The West Indies great spoke passionately in conjunction with Sky Sports colleague Ebony Rainford-Brent in July about the need to bring about meaningful change in society in the wake of the death of George Floyd while in police custody in Minnesota in May.
His death sparked worldwide public protests and sports stars subsequently took a knee in a show of unprecedented support for the Black Lives Matter movement.
England and West Indies cricketers, along with officials and backroom staff, did so at the start of each of July’s three Tests between the sides with the home side doing so again during their ODI series against Ireland.
But Holding has now expressed his disappointment at England’s failure to continue the practice for their series against both Pakistan and Australia, accusing the England and Wales Cricket Board and Australia captain Aaron Finch of serving up a “lame” excuse for ending the practice at a time when many other sports teams, including England’s football team, remain committed to it.
“Now that the West Indies team has gone home, that doesn’t mean that you still shouldn’t be respecting the message and exactly what it stands for,” he said.
“If you go back to when taking a knee started and what it stood for, or stands for, it goes back to Colin Kaepernick in America, who took a knee because he wanted to bring attention to the racism and police brutality against people of colour in that country.

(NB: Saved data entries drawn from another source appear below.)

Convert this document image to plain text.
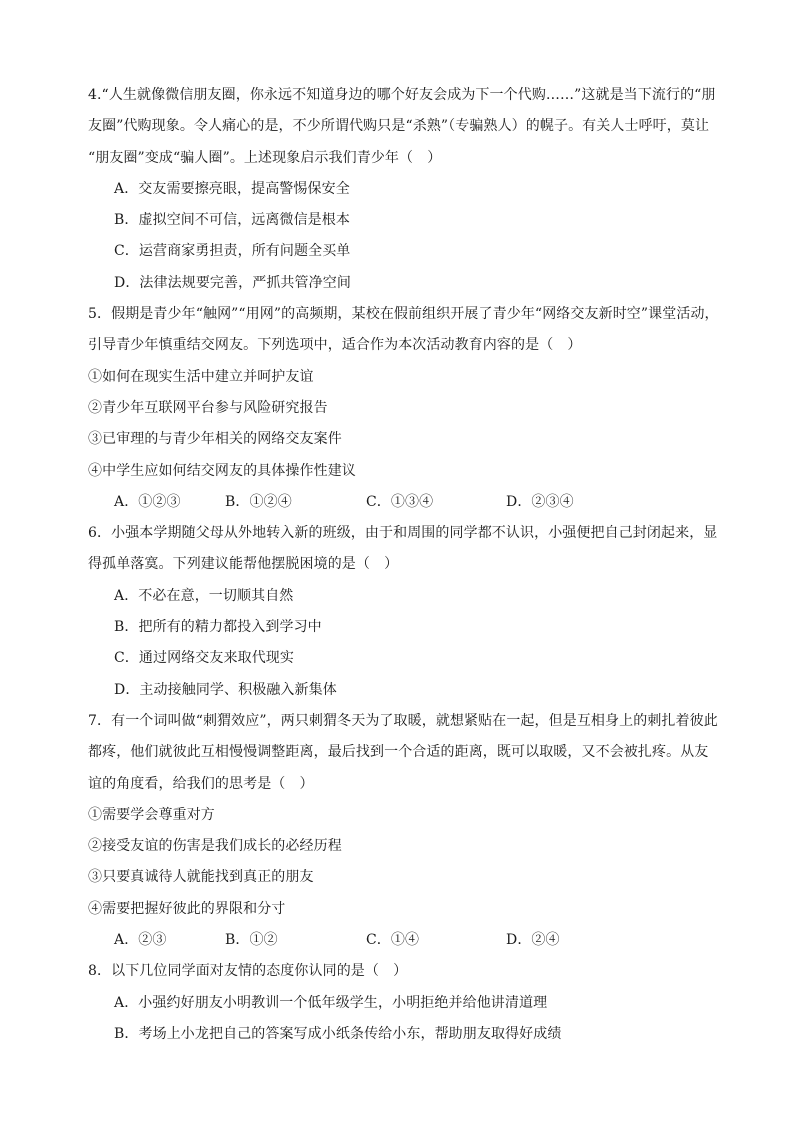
4.“人生就像微信朋友圈，你永远不知道身边的哪个好友会成为下一个代购……”这就是当下流行的“朋
友圈”代购现象。令人痛心的是，不少所谓代购只是“杀熟”（专骗熟人）的幌子。有关人士呼吁，莫让
“朋友圈”变成“骗人圈”。上述现象启示我们青少年（　）
A．交友需要擦亮眼，提高警惕保安全
B．虚拟空间不可信，远离微信是根本
C．运营商家勇担责，所有问题全买单
D．法律法规要完善，严抓共管净空间
5．假期是青少年“触网”“用网”的高频期，某校在假前组织开展了青少年“网络交友新时空”课堂活动，
引导青少年慎重结交网友。下列选项中，适合作为本次活动教育内容的是（　）
①如何在现实生活中建立并呵护友谊
②青少年互联网平台参与风险研究报告
③已审理的与青少年相关的网络交友案件
④中学生应如何结交网友的具体操作性建议
A．①②③	B．①②④	C．①③④	D．②③④
6．小强本学期随父母从外地转入新的班级，由于和周围的同学都不认识，小强便把自己封闭起来，显
得孤单落寞。下列建议能帮他摆脱困境的是（　）
A．不必在意，一切顺其自然
B．把所有的精力都投入到学习中
C．通过网络交友来取代现实
D．主动接触同学、积极融入新集体
7．有一个词叫做“刺猬效应”，两只刺猬冬天为了取暖，就想紧贴在一起，但是互相身上的刺扎着彼此
都疼，他们就彼此互相慢慢调整距离，最后找到一个合适的距离，既可以取暖，又不会被扎疼。从友
谊的角度看，给我们的思考是（　）
①需要学会尊重对方
②接受友谊的伤害是我们成长的必经历程
③只要真诚待人就能找到真正的朋友
④需要把握好彼此的界限和分寸
A．②③	B．①②	C．①④	D．②④
8．以下几位同学面对友情的态度你认同的是（　）
A．小强约好朋友小明教训一个低年级学生，小明拒绝并给他讲清道理
B．考场上小龙把自己的答案写成小纸条传给小东，帮助朋友取得好成绩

“Yes, it is more acute in the United States than in most other places but people around the entire world took on the mantle of spreading the word and getting this message out that it is time for equality and time for equal justice, and all that.
“So everybody, all over the world, whether you are black, white, brown, pink or green – you saw the demonstrations all over the world. It was no longer just a black versus white thing; it was a matter of humanity coming together and saying ‘listen, we need everyone to be treated equally’.

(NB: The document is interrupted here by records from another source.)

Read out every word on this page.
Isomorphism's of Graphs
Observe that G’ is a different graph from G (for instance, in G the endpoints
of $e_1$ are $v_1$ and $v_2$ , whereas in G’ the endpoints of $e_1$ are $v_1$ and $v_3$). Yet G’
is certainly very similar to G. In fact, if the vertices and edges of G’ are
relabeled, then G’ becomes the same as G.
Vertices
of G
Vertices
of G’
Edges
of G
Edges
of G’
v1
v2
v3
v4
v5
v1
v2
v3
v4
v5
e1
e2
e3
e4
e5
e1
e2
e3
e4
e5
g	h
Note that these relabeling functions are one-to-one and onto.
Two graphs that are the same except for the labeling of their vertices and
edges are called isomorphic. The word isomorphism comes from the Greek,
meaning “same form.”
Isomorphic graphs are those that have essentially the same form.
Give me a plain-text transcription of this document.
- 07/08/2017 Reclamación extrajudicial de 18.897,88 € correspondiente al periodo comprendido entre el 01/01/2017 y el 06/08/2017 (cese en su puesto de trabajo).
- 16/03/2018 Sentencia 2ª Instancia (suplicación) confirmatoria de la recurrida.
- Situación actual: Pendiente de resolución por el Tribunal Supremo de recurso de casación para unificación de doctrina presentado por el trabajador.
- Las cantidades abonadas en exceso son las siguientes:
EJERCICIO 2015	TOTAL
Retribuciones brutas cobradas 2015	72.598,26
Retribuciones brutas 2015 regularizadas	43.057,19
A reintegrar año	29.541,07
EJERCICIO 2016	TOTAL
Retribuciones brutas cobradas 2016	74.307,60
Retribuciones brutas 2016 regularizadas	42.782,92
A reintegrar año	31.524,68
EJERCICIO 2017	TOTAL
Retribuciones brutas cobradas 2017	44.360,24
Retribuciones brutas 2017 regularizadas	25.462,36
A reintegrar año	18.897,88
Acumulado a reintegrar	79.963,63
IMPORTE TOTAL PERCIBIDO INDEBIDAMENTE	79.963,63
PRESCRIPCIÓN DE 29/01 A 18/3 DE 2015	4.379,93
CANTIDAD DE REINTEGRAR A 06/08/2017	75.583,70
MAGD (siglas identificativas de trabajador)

“So for Pakistan and England not to then take that signal – because you are not doing anything other than going down on one knee – you are not chanting anything, you are not saying anything, all you are doing is making a signal to keep the awareness going.

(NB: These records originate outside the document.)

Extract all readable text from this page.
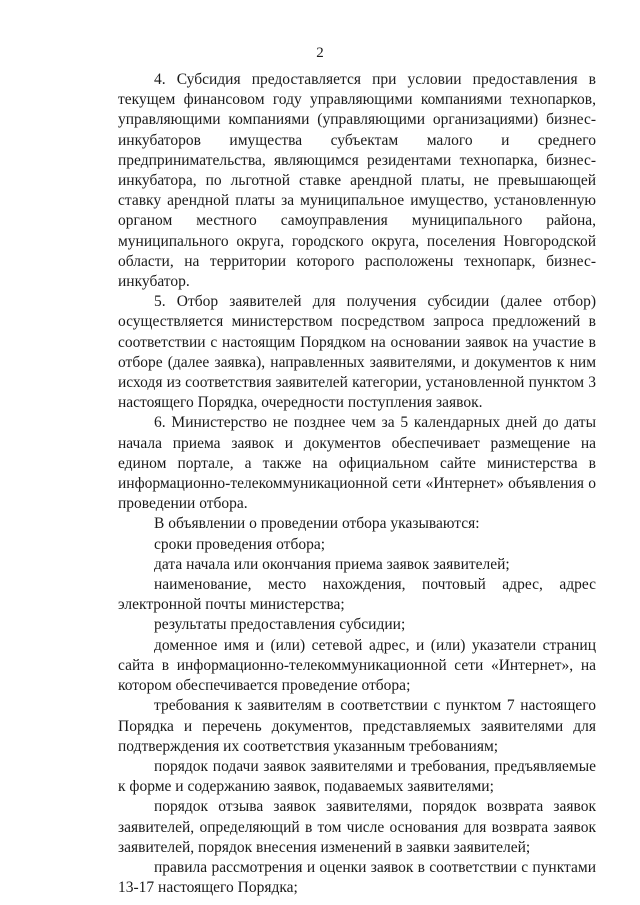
2

4. Субсидия предоставляется при условии предоставления в текущем финансовом году управляющими компаниями технопарков, управляющими компаниями (управляющими организациями) бизнес-инкубаторов имущества субъектам малого и среднего предпринимательства, являющимся резидентами технопарка, бизнес-инкубатора, по льготной ставке арендной платы, не превышающей ставку арендной платы за муниципальное имущество, установленную органом местного самоуправления муниципального района, муниципального округа, городского округа, поселения Новгородской области, на территории которого расположены технопарк, бизнес-инкубатор.

5. Отбор заявителей для получения субсидии (далее отбор) осуществляется министерством посредством запроса предложений в соответствии с настоящим Порядком на основании заявок на участие в отборе (далее заявка), направленных заявителями, и документов к ним исходя из соответствия заявителей категории, установленной пунктом 3 настоящего Порядка, очередности поступления заявок.

6. Министерство не позднее чем за 5 календарных дней до даты начала приема заявок и документов обеспечивает размещение на едином портале, а также на официальном сайте министерства в информационно-телекоммуникационной сети «Интернет» объявления о проведении отбора.

В объявлении о проведении отбора указываются:

сроки проведения отбора;

дата начала или окончания приема заявок заявителей;

наименование, место нахождения, почтовый адрес, адрес электронной почты министерства;

результаты предоставления субсидии;

доменное имя и (или) сетевой адрес, и (или) указатели страниц сайта в информационно-телекоммуникационной сети «Интернет», на котором обеспечивается проведение отбора;

требования к заявителям в соответствии с пунктом 7 настоящего Порядка и перечень документов, представляемых заявителями для подтверждения их соответствия указанным требованиям;

порядок подачи заявок заявителями и требования, предъявляемые к форме и содержанию заявок, подаваемых заявителями;

порядок отзыва заявок заявителями, порядок возврата заявок заявителей, определяющий в том числе основания для возврата заявок заявителей, порядок внесения изменений в заявки заявителей;

правила рассмотрения и оценки заявок в соответствии с пунктами 13-17 настоящего Порядка;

“Neither team did it and the ECB came out with a pretty lame statement, as far as I am concerned.”
Replying to Holding’s comments, the ECB said: “Our response to the Black Lives Matter debate has been to view the issue alongside the whole inclusion and diversity space, to ensure that long-term and sustainable change happens for all communities who are not treated equally. We remain committed to this philosophy.
“Our refreshed inclusion and diversity strategy, published at the start of the West Indies series, commits to several comprehensive initiatives that focus on eliminating discrimination from all areas of cricket.”
ECB Statement in full
“As an organisation, we hugely respect the views of Sky Sports commentator and former West Indies international, Michael Holding.
“Many of cricket’s teams, both domestic and international, took the knee in solidarity with the Black Lives Matter Movement for their opening games, with the Men’s Test Team continuing throughout the entire series with the West Indies.
“Our response to the Black Lives Matter debate, has been to view the issue alongside the whole inclusion and diversity space, to ensure that long-term and sustainable change happens for all communities who are not treated equally. We remain committed to this philosophy.
“Our refreshed inclusion and diversity strategy, published at the start of the West Indies Series, commits to several comprehensive initiatives that focus on eliminating discrimination from all areas of cricket.
“England’s men’s and women’s players all remain committed to using their reach and influence to keep promoting inclusion and diversity in perpetuity, for the betterment of cricket and sport. We understand the importance of symbolism, and its power to keep an issue high on the agenda, our goal is to ensure we deliver both reach and change.
“The ECB’s work is ongoing in this space, alongside all of our partners across the game. We will continue to update, share our progress and be accountable for driving critical change for all those who do not currently feel as if cricket is a game for them.”
Ahead of the current white-ball series against England, Australia captain Finch explained that – after raising the matter with opposing skipper Eoin Morgan – his team would not take the knee in a show of solidarity, believing that “the education around it is more important than the protest”.
But Holding believes that approach places too narrow a focus on the long-standing issue of systematic inequality.
“It is not a matter of which one is more important. Education is very important – I said that when I had my talk on Sky – but you can’t just say that education is the most important thing and do nothing else. We have still got to keep the awareness going.
“I don’t care about any politics behind the Black Lives Matter – I just care about those three words. Black Lives Matter. And it’s time for the world to accept that black lives matter and move the entire world towards that agreement and that realisation because it is obvious that we need to do something in this world if we are going to get equality for all races and all nations.”
“How long is that education going to take? This thing has been going on for centuries. Are you just going to educate everyone and change the world in a week or two? You have still got to keep the awareness going.
“Until people are satisfied that we are seeing moves in the right direction and that things are changing, you still need to keep the awareness going. If people see somebody kneeling they might not know anything about it and they say ‘why is that person kneeling?’ or ‘why is that team kneeling?’. It is explained to them and then they understand and you keep it going and going and going.”
He added: “He [Finch] is saying is that he’s glad that he is part of a sport where no-one is barred from playing, irrespective of your race, your gender, your ethnicity, your religion.